J'ai beaucoup apprécié les chefs-d'œuvre de Miyazaki, mais malheureusement pas celui-là. Certes, les dessins sont bien, et même très beaux, c'est des chefs-d'œuvre à certains moments, rien à redire là-dessus. Idem, nickel pour la musique de Joe Hisashi qui est vraiment époustouflante. Le thème est intéressant : l'homme qui a besoin de s'imposer face à la nature sauvage pour se développer, le crépuscule du chamanisme et le début de l'industrialisation.
Mais le scénario...
Ashitaka, Monsieur Gentil, se mange une malédiction pour laquelle il n'a rien fait et va chercher à résoudre le mal. Quand je dis monsieur gentil, c'est que bien que dévoré par le démon de la vengeance impulsive, il va quand même faire le bien et la justice au mieux : il sauve les soldats en détresse, aide les prostituées recueillies et va sauver le village en feu en scandant des slogans à la inspecteur Gadget « la colère et la peur décuplent la force du mal », « tant qu'il y a de la vie, il y a de l'espoir » (et les 5 fruits et légumes par jour aussi ?). Il sert de casque bleu de l'ONU au milieu des Yougoslaves, pour caricaturer son rôle dans les affrontements nature/homme. Je n'ai rien à dire de particulier sur ce personnage, qui est finalement assez transparent dans la mesure où il subit l'action du film plus qu'autre chose. C'est normal, quelque part, dans la mesure où il est pensé comme un témoin du conflit nature/homme... Cependant, ça lui donne un côté inhumain (au sens littéral, comme un robot, détaché des sentiments et des émotions)
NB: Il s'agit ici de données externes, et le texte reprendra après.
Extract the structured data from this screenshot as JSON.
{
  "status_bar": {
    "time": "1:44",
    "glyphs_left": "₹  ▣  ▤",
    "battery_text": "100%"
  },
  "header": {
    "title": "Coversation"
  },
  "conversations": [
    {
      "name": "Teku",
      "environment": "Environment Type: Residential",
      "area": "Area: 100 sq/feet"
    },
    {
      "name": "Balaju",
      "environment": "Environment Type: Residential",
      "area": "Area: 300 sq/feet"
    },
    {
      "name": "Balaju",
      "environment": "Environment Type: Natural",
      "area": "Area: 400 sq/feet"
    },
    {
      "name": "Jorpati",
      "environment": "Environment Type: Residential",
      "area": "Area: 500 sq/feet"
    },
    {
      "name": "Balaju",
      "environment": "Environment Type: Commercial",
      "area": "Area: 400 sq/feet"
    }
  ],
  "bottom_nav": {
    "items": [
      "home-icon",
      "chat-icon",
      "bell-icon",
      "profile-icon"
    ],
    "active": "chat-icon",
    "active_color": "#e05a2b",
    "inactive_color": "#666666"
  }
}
À la fin il ne pense même pas à rentrer dans sa famille (oui, ça fait grosso modo 1 semaine qu'il est parti, et c'est tout oublié, l'exil, la chamane, la malédiction, la sœur-ou fiancée dans la VO- qui lui dit adieu...)
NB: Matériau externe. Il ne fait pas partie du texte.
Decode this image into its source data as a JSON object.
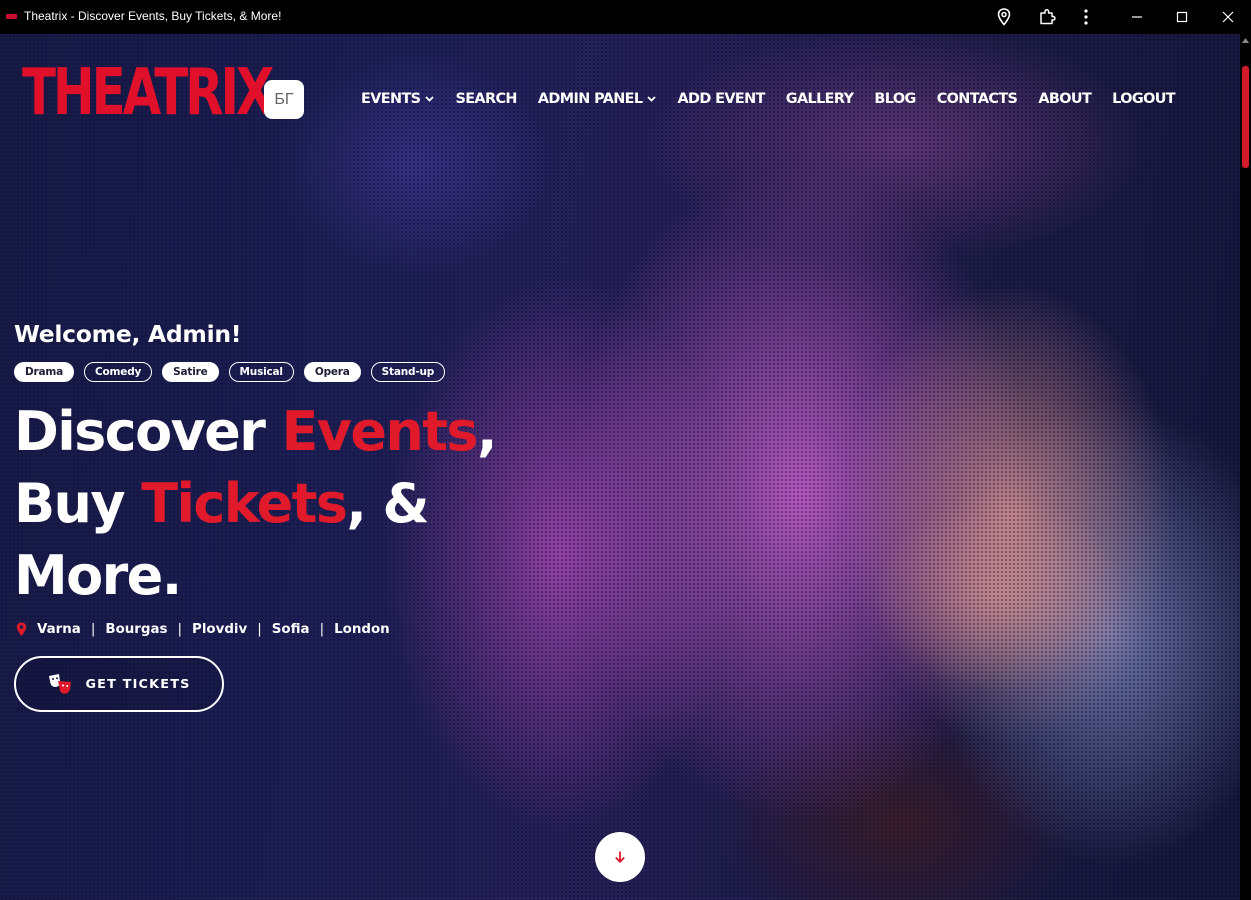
{
  "window": {
    "title": "Theatrix - Discover Events, Buy Tickets, & More!",
    "icons": [
      "location-icon",
      "extension-icon",
      "more-vertical-icon",
      "minimize-icon",
      "maximize-icon",
      "close-icon"
    ]
  },
  "header": {
    "logo_text": "THEATRIX",
    "language_button": "БГ",
    "nav": [
      {
        "label": "EVENTS",
        "dropdown": true
      },
      {
        "label": "SEARCH",
        "dropdown": false
      },
      {
        "label": "ADMIN PANEL",
        "dropdown": true
      },
      {
        "label": "ADD EVENT",
        "dropdown": false
      },
      {
        "label": "GALLERY",
        "dropdown": false
      },
      {
        "label": "BLOG",
        "dropdown": false
      },
      {
        "label": "CONTACTS",
        "dropdown": false
      },
      {
        "label": "ABOUT",
        "dropdown": false
      },
      {
        "label": "LOGOUT",
        "dropdown": false
      }
    ]
  },
  "hero": {
    "welcome": "Welcome, Admin!",
    "genres": [
      {
        "label": "Drama",
        "filled": true
      },
      {
        "label": "Comedy",
        "filled": false
      },
      {
        "label": "Satire",
        "filled": true
      },
      {
        "label": "Musical",
        "filled": false
      },
      {
        "label": "Opera",
        "filled": true
      },
      {
        "label": "Stand-up",
        "filled": false
      }
    ],
    "headline": {
      "line1_pre": "Discover ",
      "line1_accent": "Events",
      "line1_post": ",",
      "line2_pre": "Buy ",
      "line2_accent": "Tickets",
      "line2_post": ", &",
      "line3": "More."
    },
    "cities": [
      "Varna",
      "Bourgas",
      "Plovdiv",
      "Sofia",
      "London"
    ],
    "city_separator": "|",
    "cta_label": "GET TICKETS"
  },
  "colors": {
    "brand_red": "#e0102a",
    "accent_red": "#e11a2b",
    "scroll_thumb": "#d41b2a",
    "text_white": "#ffffff"
  }
}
À noter peut-être : il vient d'une tribu Emishi, qui historiquement ont été effacés avec l'avènement de l'Empire du Japon. Sans trop connaître la culture ou l'histoire du Japon, on peut remarquer qu'il a ainsi un certain détachement face à l'industrialisation qui ne concerne pas son peuple.
la princesse Mononoké, une fille abandonnée par ses parents, a été recueillie par des loups géants et se croit différente des êtres humains, et va le nier jusqu'au bout. Elle est légèrement barbante avec son discours sur les êtres humains toutes les trente secondes d'ailleurs. Ouioui, toi aussi tu en es une, le test du canard ça existe. Elle fonce sans trop réfléchir, contrairement à Eboshi, et cherche constamment l'affrontement (Peut-être est-ce un message que souhaite faire passer Miyazaki, comme quoi la fille-louve reste animale en ce qu'elle est pilotée par son instinct ?)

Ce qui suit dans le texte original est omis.